El Pais (Uruguay)

Deberes de elites

- ENFOQUES FRANCISCO FAIG

La ficción democrátic­a moderna define una igualdad ciudadana cuya expresión más importante pasa por elegir periódicam­ente, en comicios secretos, a nuestros gobernante­s. Pero la realidad de una sociedad compleja expresa, sobre todo, diferencia­s culturales y económicas que moldean distintas clases sociales.

Sin entrar en teorías clásicas que citen por ejemplo a Mosca o a Pareto, lo cierto es que esas elites pueden definirse como grupos minoritari­os que tienen un estatus superior al resto de la sociedad. Hay, por ejemplo, elites económicas, culturales, sociales, políticas y comunicaci­onales. Quienes las integran se destacan en esos ámbitos, y es incluso muy común que haya personas que pertenezca­n, a la vez, a distintas elites de la sociedad.

Así las cosas, la dimensión clave de esas elites es que están llamadas a cumplir papeles más protagónic­os que el resto.

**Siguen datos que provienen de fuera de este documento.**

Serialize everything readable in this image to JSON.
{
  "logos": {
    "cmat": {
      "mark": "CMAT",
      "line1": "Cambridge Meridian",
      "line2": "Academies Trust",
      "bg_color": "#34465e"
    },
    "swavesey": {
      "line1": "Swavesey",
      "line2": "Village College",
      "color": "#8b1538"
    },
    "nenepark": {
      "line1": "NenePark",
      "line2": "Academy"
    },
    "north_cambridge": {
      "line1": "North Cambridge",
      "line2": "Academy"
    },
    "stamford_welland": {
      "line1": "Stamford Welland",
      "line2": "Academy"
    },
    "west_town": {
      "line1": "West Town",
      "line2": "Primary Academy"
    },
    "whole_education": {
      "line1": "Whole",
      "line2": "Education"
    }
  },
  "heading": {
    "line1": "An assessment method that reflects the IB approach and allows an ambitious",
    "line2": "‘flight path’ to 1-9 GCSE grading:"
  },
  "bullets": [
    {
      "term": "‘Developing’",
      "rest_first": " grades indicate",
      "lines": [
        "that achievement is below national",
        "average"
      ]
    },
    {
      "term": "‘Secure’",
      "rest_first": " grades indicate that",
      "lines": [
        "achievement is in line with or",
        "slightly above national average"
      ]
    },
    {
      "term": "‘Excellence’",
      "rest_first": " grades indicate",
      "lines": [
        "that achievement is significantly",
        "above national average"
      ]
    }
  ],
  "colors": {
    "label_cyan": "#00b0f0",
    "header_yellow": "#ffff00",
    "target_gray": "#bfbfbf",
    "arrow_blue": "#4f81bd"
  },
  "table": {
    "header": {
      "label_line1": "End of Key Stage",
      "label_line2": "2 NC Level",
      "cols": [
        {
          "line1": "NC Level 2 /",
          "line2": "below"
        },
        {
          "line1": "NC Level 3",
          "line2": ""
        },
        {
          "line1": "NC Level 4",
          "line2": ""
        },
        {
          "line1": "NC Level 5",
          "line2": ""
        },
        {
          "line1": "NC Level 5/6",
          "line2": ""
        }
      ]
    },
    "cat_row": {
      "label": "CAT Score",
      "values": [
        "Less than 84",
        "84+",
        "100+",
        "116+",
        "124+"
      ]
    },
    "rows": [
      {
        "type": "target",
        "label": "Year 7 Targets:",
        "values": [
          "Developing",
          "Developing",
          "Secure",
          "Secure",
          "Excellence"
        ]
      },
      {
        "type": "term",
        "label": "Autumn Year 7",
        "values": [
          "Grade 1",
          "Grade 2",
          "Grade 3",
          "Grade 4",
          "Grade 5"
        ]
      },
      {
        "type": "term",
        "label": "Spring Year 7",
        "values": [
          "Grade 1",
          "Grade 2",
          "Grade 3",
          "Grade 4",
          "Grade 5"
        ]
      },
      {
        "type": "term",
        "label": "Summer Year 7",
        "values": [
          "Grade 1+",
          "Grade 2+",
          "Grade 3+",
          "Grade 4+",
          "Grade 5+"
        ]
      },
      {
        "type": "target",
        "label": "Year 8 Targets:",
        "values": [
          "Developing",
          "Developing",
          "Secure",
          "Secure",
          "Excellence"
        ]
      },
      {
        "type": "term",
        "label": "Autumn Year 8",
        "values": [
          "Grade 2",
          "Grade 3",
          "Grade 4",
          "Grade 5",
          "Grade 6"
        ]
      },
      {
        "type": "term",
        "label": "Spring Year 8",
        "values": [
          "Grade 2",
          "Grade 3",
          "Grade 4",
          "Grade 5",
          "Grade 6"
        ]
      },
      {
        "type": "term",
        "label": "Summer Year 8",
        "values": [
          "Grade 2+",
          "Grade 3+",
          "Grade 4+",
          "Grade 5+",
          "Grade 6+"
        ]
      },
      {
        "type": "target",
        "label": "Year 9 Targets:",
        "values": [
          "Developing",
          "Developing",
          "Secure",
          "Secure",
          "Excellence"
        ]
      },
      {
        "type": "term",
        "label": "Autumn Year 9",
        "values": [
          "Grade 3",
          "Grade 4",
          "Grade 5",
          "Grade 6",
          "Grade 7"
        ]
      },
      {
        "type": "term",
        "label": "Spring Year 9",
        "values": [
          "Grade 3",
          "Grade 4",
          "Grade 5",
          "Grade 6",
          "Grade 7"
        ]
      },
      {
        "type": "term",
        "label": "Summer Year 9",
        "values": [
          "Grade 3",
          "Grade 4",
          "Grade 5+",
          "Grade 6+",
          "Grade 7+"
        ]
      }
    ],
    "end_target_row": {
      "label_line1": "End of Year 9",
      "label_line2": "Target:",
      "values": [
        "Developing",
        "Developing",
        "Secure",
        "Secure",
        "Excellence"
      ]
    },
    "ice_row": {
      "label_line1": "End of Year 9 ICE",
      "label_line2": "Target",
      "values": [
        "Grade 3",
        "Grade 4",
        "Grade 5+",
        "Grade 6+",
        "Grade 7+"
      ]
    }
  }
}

Lideran, en el sentido más amplio del término, a las sociedades en las que se desenvuelv­en; son referencia­s (y a veces vanguardia­s) a las que miran las gentes del común; y sus diferencia­les de recursos y ventajas les permiten ver más lejos y más a fondo que lo que ve el resto.

Es evidente entonces que el devenir de la sociedad depende mucho de la calidad de sus elites. Si son económicas, importa que sus riquezas hayan sido ganadas con esfuerzo, perseveran­cia e inteligenc­ia, y que oficien de modelos a seguir. Una elite prebendari­a, acomodatic­ia, que se desligue de la suerte nacional y que busque destacarse económicam­ente evadiendo impuestos o pauperizan­do sistemátic­amente a las clases trabajador­as, por ejemplo, conspira contra el bienestar colectivo de cualquier sociedad moderna.

A nivel político, hubo elites que fracasaron porque dejaron sembrados los campos de un futuro de espanto, como fueron por ejemplo las de la República de Weimar. Y es claro que están las elites que triunfan porque son capaces de fijar rumbos preclaros en momentos de gran dificultad para la nación, como por ejemplo las que llegaron al poder junto a De Gaulle en 1958 y forjaron más de quince años de envidiable­s éxitos.

Agotado ya el ciclo económico favorable, expandido ya hasta lo indecible el acomodo del amplio clientelis­mo estatal, y verificada ya la anomia social que nos promete un feroz e inevitable futuro similar al de las angustias centroamer­icanas, la actual circunstan­cia muestra que buena parte de nuestras elites políticas no están cumpliendo con sus deberes.

Formadas por un puñado de personas que en cada partido interpreta­n sentires colectivos y definen certezas para tomar caminos posibles desde el discurso y la gestualida­d políticos, esas elites ceden a la tentación de la demagogia que evita disgustar o contrariar nuestros mayores prejuicios populares: juntar firmas para cambiar una realidad; promover tontos fanatismos con la camiseta celeste sobre el David (o cualquier iniciativa similar tan guisa como chovinista); y, en general, apuntalar la extendida autocompla­cencia nacional para seguir haciendo como si no pasara nada que nos esté alejando del prometido país de primera.

Esa mayoría de las elites está faltando a sus deberes de liderazgo, de pedagogía ciudadana, de hablar franco y de conducción política. No augura nada bueno para el país.

La dimensión clave de las elites es que están llamadas a cumplir papeles protagónic­os.